Matt Brandon | Jun 21, 2017 | 6
What a drag.
Remember how I said, we all need to step out of our box and stretch ourselves? Well, Thaipusam was that for me. I am not referring to the strange trance state people were in, or the body piercing. I am talking about a creative stretch. I think most of you, if you follow my work, will agree this was a departure for me. And this is a good thing. I shot with my 17-40mm a lot and I use a flash, something I never do. I have always loved shooting wide. I love the strange distortions t can give a subject. But for a classic portrait it will really make someone look odd and freakish. So I tend to shy away from it and fall back to the safety of my 85mm f/ 1.2.

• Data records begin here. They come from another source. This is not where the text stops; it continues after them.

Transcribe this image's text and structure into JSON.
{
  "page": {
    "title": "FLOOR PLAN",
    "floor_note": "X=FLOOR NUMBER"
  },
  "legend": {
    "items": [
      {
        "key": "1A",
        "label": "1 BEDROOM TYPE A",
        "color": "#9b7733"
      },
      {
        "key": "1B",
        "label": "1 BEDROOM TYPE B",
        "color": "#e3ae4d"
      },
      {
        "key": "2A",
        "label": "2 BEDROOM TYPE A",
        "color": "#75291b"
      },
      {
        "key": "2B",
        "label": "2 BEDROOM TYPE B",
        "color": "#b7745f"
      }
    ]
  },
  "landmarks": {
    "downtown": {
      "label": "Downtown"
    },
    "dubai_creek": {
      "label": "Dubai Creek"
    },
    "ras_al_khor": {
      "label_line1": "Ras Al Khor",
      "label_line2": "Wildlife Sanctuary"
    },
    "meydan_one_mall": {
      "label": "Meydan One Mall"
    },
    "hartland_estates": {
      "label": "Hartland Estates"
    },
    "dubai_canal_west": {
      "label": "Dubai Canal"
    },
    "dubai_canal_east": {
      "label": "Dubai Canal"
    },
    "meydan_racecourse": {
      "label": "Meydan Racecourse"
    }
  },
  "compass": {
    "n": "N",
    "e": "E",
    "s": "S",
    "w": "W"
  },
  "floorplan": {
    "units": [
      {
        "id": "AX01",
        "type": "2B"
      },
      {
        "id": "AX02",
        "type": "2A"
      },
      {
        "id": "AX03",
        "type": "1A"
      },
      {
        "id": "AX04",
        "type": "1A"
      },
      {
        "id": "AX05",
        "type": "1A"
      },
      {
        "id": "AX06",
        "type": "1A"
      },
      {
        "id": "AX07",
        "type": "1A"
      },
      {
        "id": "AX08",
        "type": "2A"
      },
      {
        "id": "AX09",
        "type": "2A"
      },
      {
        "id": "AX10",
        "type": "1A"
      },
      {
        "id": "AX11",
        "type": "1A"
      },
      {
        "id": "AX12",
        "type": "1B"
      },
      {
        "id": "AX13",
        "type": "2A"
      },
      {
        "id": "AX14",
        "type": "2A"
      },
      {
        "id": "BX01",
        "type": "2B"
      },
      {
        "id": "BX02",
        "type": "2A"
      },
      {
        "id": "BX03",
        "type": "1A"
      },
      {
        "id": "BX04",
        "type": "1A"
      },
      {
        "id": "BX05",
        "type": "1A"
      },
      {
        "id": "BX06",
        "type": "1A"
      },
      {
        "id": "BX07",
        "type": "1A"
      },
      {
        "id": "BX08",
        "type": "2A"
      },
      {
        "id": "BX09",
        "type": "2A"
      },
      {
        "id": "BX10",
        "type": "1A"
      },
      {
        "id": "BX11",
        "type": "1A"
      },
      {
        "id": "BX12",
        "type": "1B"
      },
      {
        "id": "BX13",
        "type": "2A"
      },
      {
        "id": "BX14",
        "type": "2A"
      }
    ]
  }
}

For Thaipusam, I knew it would be very crowded and so I would need my 17-40 mm to make the most of the close quarters I would be working in. I also knew that I would be shooting early in the morning while it was still dark and the widest aperture I can get with the 17 – 40 mm is f/4, not a flood of light at f/4. I also knew, unfortunately, that I would not be using my 5D MK II, as it is in the shop, so grain at high ISOs would still be an issue. The only answer to all this knowledge was a flash. I have a confession; flash photography intimidates me to no end. But had no choice. If I was going to use a flash then I wanted to do it creatively, not hard straight light. So why not drag the shutter? Dragging the shutter is when you use a slower shutter speed and allow any ambient light to expose the image and allowing movement within the frame. It is used a lot in wedding photography these days. By dragging the shutter in this way, the flash fires, it freezes the subject and then the shutter stays open and records the motion blur. With this method you get motion appearing to move before the subject, it can look very odd and unnatural (see figure 1). To work around this, what I did was a little different than dragging the shutter, I did what is called a second curtain or rear curtain release. In a second curtain release the shutter is opened and light is exposing the image. Any movement is being recorded as a blur. But, just before the second shutter closes, the flash fires and freezes the subject. So what you end up with is a short motion blur with a sharp image frozen at the end (see figure 2).
There are several issues to watch out for in doing this technique. By using the on camera flash you can use E-TTL (Evaluative-Through The Lens metering) and get the correct exposure. But when the flash is set to E-TTL it fires a test shot when the shutter opens to get the correct exposure then the shutter drags and finally the flash fires for real at full strength. This can be distracting for your subject and I think it might give you the addition of a ghost image in the frame as well. The other issue is by using E-TTL you can shoot AV (aperture priority) or TV (shutter priority). I tend to shoot always in aperture priority mode, as I am very concerned about depth of field. But when I play around with my aperture it will adjust the shutter speed and thus vary the effect of the drag. So it might be better to actually shoot shutter priority. To be honest with you, since I was really seriously playing with this method for the first time I tried every combination and at this point I am not sure what was the best method. I shot most of my images (see the EXIF data below) at f/4 and at and ISO setting of 200 or below. This gave me a shutter speed of less than a second and gave me th edesired effect.